The path integral approach still uses wave functions like the SE approach does too. In path integrals the time evolution of the wave function is defined with a propagator (instead of a PDE), and the propagator is defined with a functional integral that sums the quantity e^{iS/\hbar} over all possible paths. But it is not so clear that the particle actually went through all these paths. It is a some kind of philosophical interpretation of this all, but it is not the most important thing if you want to just calculate the time evolution of the wave function.
 
jostpuur said:
In non-relativistic quantum mechanics a particle has non-zero amplitudes to travel along paths that exceed the speed of light. In fact you could also form a wave packet that travels faster than light, but that would of course be using a non-relativistic theory in a way in which it does not give correct results anymore. If the wave packets represent slow particles, then in the path integrals the contribution to the propagator from those high speed paths becomes very small, and things make sense to some extent.

Relativistic quantum mechanics should be a different matter, but it is more confusing.

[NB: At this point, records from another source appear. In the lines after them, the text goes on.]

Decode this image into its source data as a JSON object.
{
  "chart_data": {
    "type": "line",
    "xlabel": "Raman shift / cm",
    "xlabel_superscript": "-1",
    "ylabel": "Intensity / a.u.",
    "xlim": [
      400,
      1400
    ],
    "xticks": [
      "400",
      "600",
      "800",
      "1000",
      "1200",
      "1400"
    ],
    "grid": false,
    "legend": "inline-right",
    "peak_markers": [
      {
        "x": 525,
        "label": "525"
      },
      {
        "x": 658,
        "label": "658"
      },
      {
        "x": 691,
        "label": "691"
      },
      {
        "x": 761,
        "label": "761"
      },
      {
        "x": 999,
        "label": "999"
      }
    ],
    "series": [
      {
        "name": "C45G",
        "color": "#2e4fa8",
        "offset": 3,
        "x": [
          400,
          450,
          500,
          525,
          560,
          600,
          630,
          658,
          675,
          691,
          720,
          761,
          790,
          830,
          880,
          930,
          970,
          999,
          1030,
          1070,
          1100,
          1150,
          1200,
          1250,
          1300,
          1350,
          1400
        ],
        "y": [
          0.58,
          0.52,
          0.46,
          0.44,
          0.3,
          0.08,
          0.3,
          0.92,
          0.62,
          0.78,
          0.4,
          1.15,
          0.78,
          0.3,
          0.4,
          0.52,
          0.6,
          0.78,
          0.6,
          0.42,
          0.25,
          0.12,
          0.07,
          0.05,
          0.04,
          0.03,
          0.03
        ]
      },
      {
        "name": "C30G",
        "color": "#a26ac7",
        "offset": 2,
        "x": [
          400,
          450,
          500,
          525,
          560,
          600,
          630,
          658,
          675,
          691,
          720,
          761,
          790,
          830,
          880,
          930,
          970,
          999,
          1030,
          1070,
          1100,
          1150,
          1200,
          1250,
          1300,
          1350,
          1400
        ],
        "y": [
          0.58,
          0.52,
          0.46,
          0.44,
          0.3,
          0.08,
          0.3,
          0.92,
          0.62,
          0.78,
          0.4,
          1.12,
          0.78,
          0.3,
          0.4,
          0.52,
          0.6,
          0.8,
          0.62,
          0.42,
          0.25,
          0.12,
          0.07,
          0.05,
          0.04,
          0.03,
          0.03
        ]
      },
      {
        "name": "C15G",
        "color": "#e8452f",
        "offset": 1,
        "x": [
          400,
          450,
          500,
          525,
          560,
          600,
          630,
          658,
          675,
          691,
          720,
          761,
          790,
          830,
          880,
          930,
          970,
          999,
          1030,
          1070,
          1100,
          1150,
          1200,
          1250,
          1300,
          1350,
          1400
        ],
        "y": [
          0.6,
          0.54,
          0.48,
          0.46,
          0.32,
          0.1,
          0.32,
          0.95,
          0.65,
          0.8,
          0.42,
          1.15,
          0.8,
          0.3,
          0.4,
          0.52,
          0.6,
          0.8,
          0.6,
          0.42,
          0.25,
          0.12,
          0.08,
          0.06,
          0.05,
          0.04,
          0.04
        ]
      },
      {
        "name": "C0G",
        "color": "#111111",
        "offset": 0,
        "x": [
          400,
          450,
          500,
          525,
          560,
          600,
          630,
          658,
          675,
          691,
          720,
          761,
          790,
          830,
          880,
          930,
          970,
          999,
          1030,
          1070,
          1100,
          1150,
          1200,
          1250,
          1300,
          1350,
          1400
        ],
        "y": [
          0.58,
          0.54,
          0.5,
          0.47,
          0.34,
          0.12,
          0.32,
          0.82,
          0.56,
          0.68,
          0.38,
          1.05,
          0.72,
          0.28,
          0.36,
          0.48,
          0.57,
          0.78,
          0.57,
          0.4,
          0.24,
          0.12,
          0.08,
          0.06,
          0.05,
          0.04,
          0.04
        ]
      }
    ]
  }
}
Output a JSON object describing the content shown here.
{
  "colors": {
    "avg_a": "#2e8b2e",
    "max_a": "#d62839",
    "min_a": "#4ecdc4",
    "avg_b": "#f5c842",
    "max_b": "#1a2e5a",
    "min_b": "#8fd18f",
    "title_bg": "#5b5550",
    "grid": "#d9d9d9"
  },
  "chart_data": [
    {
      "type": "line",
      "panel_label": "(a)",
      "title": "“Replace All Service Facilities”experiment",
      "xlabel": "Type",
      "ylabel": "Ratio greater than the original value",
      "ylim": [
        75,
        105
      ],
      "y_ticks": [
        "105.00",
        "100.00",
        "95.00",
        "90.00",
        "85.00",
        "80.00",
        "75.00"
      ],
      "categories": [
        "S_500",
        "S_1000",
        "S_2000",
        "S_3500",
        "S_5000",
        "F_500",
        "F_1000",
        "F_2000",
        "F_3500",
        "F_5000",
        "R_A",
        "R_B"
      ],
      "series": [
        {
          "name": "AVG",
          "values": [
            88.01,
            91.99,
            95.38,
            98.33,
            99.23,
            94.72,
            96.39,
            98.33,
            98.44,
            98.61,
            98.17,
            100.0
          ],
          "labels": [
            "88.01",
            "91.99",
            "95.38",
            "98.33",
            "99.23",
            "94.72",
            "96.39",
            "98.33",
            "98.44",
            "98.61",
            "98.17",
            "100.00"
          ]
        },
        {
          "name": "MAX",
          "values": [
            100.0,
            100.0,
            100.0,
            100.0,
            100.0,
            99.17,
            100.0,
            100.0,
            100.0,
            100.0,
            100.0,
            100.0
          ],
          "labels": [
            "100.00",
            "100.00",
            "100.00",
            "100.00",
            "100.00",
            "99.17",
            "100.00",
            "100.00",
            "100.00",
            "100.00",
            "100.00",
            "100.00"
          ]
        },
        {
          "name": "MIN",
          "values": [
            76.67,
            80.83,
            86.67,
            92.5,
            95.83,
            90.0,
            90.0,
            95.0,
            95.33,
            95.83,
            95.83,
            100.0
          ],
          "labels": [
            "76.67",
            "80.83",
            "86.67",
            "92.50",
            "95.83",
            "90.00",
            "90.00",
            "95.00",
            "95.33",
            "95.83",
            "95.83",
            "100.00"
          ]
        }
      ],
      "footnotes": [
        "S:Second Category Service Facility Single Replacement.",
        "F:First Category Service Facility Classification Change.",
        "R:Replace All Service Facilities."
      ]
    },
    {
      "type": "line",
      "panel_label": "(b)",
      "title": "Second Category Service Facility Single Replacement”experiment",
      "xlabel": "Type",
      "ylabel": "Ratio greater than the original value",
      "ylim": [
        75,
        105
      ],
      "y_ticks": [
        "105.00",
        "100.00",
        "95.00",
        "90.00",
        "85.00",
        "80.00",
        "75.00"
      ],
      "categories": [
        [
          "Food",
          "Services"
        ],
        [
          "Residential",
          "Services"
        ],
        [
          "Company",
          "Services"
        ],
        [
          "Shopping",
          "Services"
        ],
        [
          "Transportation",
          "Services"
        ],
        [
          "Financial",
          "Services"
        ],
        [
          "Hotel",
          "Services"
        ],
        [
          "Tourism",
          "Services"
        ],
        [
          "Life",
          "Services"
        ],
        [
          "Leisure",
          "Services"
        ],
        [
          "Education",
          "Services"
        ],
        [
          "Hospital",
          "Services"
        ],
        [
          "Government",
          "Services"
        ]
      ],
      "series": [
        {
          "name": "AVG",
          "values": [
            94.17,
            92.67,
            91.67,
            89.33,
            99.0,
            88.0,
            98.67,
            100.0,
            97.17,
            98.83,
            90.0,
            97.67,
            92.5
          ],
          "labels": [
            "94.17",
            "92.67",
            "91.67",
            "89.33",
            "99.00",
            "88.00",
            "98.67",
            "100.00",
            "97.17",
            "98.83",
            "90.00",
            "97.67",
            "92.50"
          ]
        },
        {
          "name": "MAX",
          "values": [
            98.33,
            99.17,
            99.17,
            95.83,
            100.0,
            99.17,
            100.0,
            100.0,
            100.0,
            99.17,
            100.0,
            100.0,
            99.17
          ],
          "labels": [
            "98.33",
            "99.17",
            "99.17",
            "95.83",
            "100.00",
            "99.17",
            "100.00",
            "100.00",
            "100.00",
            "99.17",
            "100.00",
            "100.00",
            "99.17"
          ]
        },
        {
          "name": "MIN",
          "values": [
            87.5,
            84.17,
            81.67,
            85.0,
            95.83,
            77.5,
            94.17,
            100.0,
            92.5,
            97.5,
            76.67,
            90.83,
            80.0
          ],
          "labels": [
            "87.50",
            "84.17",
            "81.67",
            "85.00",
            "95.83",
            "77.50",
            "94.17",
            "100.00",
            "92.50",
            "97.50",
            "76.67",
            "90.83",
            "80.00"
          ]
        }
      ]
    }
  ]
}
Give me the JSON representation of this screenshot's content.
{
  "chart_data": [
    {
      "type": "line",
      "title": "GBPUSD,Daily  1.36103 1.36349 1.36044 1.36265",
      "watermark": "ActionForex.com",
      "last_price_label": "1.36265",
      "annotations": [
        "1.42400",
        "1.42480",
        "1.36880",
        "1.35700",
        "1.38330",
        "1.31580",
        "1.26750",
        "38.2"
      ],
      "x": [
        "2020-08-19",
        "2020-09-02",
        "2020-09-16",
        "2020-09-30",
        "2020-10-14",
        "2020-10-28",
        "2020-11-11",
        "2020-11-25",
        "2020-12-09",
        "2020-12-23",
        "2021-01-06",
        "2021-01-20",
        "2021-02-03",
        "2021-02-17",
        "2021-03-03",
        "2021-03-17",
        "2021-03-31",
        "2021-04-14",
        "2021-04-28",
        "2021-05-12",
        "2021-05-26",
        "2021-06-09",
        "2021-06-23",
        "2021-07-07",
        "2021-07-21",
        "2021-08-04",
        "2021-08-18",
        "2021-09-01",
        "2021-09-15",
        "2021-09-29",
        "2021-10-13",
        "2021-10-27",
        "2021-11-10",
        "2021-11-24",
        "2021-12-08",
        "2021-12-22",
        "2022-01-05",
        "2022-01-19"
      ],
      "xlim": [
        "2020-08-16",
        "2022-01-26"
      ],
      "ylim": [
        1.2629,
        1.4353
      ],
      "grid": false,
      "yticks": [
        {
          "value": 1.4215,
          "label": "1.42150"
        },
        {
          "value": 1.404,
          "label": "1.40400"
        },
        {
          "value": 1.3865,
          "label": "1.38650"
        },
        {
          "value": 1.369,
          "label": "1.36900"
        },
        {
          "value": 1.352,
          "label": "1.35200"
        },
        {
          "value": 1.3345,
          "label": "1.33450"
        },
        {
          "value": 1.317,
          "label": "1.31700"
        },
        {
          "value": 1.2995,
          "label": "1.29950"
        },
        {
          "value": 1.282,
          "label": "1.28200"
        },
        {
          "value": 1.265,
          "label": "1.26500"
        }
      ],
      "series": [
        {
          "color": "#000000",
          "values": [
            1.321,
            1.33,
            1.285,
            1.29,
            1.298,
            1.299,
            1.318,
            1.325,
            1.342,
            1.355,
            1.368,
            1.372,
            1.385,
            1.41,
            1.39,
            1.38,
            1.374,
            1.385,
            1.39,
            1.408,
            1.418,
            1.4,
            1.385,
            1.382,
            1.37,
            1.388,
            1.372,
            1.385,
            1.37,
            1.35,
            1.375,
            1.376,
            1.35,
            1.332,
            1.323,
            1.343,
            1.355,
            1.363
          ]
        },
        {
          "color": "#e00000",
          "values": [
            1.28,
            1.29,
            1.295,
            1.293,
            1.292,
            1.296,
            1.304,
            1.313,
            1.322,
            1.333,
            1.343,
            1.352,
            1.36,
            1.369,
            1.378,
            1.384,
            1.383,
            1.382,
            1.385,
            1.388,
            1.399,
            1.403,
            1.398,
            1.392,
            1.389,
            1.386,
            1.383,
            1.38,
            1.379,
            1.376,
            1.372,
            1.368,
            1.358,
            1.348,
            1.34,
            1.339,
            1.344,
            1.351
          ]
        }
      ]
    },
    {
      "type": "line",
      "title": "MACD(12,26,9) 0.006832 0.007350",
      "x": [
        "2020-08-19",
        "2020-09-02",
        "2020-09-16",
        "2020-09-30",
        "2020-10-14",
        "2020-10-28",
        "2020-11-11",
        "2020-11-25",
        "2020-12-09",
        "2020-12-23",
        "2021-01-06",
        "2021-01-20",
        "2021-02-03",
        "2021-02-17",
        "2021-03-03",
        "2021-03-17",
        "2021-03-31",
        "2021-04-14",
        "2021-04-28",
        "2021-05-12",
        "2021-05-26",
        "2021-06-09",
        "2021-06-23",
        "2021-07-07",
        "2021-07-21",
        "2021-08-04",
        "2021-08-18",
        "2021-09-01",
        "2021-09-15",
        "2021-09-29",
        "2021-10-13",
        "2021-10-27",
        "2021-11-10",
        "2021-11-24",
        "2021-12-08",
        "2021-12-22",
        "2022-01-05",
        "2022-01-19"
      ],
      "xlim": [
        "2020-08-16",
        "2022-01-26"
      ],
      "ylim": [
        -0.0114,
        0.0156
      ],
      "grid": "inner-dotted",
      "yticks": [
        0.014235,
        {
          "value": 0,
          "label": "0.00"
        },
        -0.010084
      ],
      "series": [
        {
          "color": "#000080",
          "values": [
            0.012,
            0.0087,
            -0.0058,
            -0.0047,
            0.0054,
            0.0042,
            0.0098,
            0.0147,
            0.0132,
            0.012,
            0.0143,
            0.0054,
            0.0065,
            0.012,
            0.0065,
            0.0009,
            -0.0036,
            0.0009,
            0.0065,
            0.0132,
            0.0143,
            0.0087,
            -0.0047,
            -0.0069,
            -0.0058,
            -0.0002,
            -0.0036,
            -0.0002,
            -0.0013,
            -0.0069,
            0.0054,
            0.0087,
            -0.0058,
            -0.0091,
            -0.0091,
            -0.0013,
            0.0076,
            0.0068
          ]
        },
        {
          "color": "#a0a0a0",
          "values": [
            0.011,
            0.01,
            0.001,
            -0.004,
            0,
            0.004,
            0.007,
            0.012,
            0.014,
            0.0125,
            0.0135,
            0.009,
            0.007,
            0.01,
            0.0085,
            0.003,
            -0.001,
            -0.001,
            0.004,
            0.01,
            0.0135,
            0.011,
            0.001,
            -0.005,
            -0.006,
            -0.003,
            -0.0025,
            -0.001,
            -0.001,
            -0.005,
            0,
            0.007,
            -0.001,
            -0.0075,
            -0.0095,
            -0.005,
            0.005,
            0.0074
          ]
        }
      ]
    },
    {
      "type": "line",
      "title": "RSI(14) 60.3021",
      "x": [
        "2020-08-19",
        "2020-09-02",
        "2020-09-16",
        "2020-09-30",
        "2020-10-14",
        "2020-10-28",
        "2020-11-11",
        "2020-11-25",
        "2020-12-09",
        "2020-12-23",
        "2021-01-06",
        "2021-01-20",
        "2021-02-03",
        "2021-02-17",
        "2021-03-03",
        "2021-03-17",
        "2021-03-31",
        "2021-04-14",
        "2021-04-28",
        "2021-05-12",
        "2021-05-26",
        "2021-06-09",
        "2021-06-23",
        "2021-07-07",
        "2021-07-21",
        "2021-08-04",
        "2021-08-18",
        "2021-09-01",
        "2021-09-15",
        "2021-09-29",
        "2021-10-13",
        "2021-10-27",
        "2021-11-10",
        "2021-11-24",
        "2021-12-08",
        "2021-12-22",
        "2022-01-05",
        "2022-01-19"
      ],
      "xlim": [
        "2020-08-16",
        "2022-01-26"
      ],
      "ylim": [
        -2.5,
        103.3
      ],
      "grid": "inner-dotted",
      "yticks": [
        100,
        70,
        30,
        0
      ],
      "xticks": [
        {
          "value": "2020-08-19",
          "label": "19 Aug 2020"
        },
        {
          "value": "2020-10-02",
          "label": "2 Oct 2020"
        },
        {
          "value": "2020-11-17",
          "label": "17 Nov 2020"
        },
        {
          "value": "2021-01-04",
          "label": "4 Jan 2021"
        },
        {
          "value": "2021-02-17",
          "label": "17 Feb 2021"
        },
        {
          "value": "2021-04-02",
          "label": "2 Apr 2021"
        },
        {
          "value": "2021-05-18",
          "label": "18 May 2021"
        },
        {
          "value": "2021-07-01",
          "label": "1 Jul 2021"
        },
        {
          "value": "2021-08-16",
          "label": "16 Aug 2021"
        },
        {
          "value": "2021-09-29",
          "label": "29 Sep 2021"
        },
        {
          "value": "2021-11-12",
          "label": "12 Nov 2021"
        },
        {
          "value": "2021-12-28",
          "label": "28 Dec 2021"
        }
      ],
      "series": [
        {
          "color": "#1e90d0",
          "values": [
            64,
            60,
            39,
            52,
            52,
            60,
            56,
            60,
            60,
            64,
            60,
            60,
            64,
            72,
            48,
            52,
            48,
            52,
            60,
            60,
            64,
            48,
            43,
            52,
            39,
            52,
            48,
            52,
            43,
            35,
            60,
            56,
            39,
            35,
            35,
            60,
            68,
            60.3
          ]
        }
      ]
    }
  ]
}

Few words of critisism on this

The path integral approach still uses wave functions like the SE approach does too. In path integrals the time evolution of the wave function is defined with a propagator (instead of a PDE), and the propagator is defined with a functional integral that sums the quantity e^{iS/\hbar} over all possible paths. But it is not so clear that the particle actually went through all these paths. It is a some kind of philosophical interpretation of this all, but it is not the most important thing if you want to just calculate the time evolution of the wave function.

First off, what is PDE?
Secondly, we learn path integral during our quantum field theory class. And the prof just introduce the path integral, and after that, straight on to use it in QFT and show that it is consistent with causality and SR. If path integral is non-relativistic QM, how could the prof just use it like that ?
 
touqra said:
First off, what is PDE?
Secondly, we learn path integral during our quantum field theory class. And the prof just introduce the path integral, and after that, straight on to use it in QFT and show that it is consistent with causality and SR. If path integral is non-relativistic QM, how could the prof just use it like that ?

PDE means partial differential equation, and a Shrodinger's equation is an example of such.

If you were talking about path integrals in QFT, then my answer wasn't a best possible. You can also formulate non-relativistic quantum mechanics with path integrals, and I was talking about them.